Rönsahl – Gerne nahmen die Heimatfreunde die Einladung von Regina und Karl-Friedrich Marcus, die als Ideengeber und Initiatoren des Arbeitskreises auch dieses Mal für die Programmgestaltung des Abends verantwortlich zeichneten, zur zwanglosen Wanderung auf den Spuren der noch gar nicht allzu weit zurückliegenden Vergangenheit an. Denn schließlich sollte es doch darum gehen, so dies oder jenes bislang weitgehend unbekannte oder in Vergessenheit geratene Blatt der Dorfgeschichte neu oder wieder zu entdecken.

Alte Unterlagen werden gesichtet

Realisiert wurde das durch die aus dem Erlös des Dorfkalenders erwirtschafteten Einnahmen, die die Anschaffung eines Scanners zur Entwicklung von größtenteils in Vergessenheit geratenen Rollfilm-Negativen ermöglicht hatte, einer Tätigkeit, der sich Karl-Friedrich Marcus während der „Corona-Pause“ gerne angenommen hatte.

Auf diese Weise war es möglich geworden, bisher verborgen gebliebene Unterlagen aus dem Fundus von Heimatforscher Fritz Gogarten oder auch dem Nachlass des etwa um die Wende vom 19. zum 20. Jahrhunderts in Rönsahl tätigen Fotografen Elbers nicht nur zu sichten, sondern auch zu aussagefähigen Zeitdokumenten aufzuarbeiten. Anhand von Bild- und Schriftmaterial erfuhren die Heimatfreunde so beispielsweise von der ehemaligen Existenz eines sogenannten Läuterhauses, das ehedem und in der Hochzeit der Schwarzpulverfabrikation im Rönsahler Raum zur Aufbereitung von Schwefel und Salpeter als wichtige Bestandteile des weit in die damalige Welt gelieferten Jagd- und Schießpulvers „Diana“ gedient hat.

Dieses Läuterhaus hat – entsprechenden Recherchen zufolge – etwa in der Nähe des heutigen Anwesens „Vor dem Isern“ gestanden und wurde seinerzeit, so sagt es der Bericht aus den Aufzeichnungen Gogartens, beim Bau der modernen Fabrikanlage der ehemaligen Firma August Steger in den Jahren nach dem 2. Weltkrieg mit in die damaligen Baumaßnahmen einbezogen.
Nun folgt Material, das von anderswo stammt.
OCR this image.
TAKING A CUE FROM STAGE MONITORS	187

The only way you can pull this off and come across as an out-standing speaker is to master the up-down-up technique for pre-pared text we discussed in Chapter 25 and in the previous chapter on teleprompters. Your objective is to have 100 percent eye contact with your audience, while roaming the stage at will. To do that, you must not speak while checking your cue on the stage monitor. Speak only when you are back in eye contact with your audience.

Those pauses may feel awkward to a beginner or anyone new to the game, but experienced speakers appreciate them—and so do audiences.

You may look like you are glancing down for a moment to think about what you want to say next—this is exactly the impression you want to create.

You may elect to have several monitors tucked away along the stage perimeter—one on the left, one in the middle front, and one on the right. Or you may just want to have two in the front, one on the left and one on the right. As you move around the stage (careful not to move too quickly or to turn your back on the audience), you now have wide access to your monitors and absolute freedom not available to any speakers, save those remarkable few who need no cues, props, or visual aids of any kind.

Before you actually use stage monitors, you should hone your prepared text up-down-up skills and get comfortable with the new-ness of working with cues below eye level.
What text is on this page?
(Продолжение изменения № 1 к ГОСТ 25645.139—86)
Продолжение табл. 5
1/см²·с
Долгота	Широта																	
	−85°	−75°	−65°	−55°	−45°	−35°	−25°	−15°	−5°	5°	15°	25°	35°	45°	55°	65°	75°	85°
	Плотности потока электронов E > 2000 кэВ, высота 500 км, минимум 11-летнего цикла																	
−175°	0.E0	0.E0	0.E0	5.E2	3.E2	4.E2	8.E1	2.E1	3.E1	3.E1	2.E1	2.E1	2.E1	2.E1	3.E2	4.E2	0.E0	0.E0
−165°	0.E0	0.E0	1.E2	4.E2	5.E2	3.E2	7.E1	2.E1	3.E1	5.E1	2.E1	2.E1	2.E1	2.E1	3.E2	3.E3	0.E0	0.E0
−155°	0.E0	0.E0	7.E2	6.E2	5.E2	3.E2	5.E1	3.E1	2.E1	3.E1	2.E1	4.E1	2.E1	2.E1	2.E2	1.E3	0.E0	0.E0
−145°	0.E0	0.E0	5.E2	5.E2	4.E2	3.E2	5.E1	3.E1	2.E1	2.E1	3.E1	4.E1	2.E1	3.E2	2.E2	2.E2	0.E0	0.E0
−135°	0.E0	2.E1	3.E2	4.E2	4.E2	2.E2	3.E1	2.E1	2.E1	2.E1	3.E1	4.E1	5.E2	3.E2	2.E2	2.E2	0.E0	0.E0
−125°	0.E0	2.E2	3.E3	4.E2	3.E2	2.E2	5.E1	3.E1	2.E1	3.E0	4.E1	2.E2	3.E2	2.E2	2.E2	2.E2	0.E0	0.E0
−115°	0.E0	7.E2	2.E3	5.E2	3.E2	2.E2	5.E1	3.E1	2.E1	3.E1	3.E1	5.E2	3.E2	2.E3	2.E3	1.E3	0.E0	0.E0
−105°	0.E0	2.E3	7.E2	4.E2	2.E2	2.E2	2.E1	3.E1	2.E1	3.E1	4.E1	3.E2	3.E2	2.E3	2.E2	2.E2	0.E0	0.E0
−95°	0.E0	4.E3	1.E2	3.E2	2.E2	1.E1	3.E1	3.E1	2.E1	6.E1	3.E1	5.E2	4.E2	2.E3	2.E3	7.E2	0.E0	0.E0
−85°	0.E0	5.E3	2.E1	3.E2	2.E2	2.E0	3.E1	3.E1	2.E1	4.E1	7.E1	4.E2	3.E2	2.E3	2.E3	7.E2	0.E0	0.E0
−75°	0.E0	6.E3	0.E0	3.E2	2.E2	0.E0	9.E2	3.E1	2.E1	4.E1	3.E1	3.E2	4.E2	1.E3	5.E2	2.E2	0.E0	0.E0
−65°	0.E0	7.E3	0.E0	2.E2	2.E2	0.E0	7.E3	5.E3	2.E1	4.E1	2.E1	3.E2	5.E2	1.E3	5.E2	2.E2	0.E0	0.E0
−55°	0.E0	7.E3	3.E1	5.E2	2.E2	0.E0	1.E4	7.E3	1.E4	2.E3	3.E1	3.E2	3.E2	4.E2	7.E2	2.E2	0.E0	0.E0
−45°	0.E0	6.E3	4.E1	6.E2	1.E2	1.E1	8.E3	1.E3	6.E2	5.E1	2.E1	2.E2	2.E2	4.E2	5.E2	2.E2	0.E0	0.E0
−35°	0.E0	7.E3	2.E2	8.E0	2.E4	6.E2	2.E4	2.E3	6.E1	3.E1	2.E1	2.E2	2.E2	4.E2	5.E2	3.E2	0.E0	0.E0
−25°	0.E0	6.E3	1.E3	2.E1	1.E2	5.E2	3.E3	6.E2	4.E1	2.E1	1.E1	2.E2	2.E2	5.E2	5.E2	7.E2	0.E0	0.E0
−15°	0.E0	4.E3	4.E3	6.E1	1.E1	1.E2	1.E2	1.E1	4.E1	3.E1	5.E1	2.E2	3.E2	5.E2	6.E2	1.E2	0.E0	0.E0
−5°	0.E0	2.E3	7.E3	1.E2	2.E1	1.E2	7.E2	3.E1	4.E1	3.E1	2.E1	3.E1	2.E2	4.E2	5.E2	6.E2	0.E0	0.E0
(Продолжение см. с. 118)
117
Blick in vergangene Zeiten

Bilddokumente über eine erfolgte Modernisierung des damals schon 500 Jahre alten und heute leider nicht mehr existenten Hauses Heege, einem der ältesten Anwesen im Ort, festgehalten in Bildern aus der Zeit vor dem 2. Weltkrieg, Bildberichte über die Einquartierung von 60 Soldaten im damaligen Gasthof Vormann, ein Blick auf das einstmals vorhandene und heute längst verschwundene kleine Tagelöhnerhaus in der Ortslage „Am Stockey“, schlossen sich an.

Aussagekräftige Unterlagen über die ehemaligen Arbeitsdienstbaracken „Am Stade“ (heute befindet sich dort das Wohnheim Waldheimat), und so dieses oder jenes Zeitdokument unterschiedlicher Prägung aus dem Dorf- und Vereinsgeschehen vor und nach dem Zweiten Weltkrieg rundeten den unterhaltsamen Abend schließlich ab und weckten die Vorfreude auf das nächste Treffen der Heimatfreunde.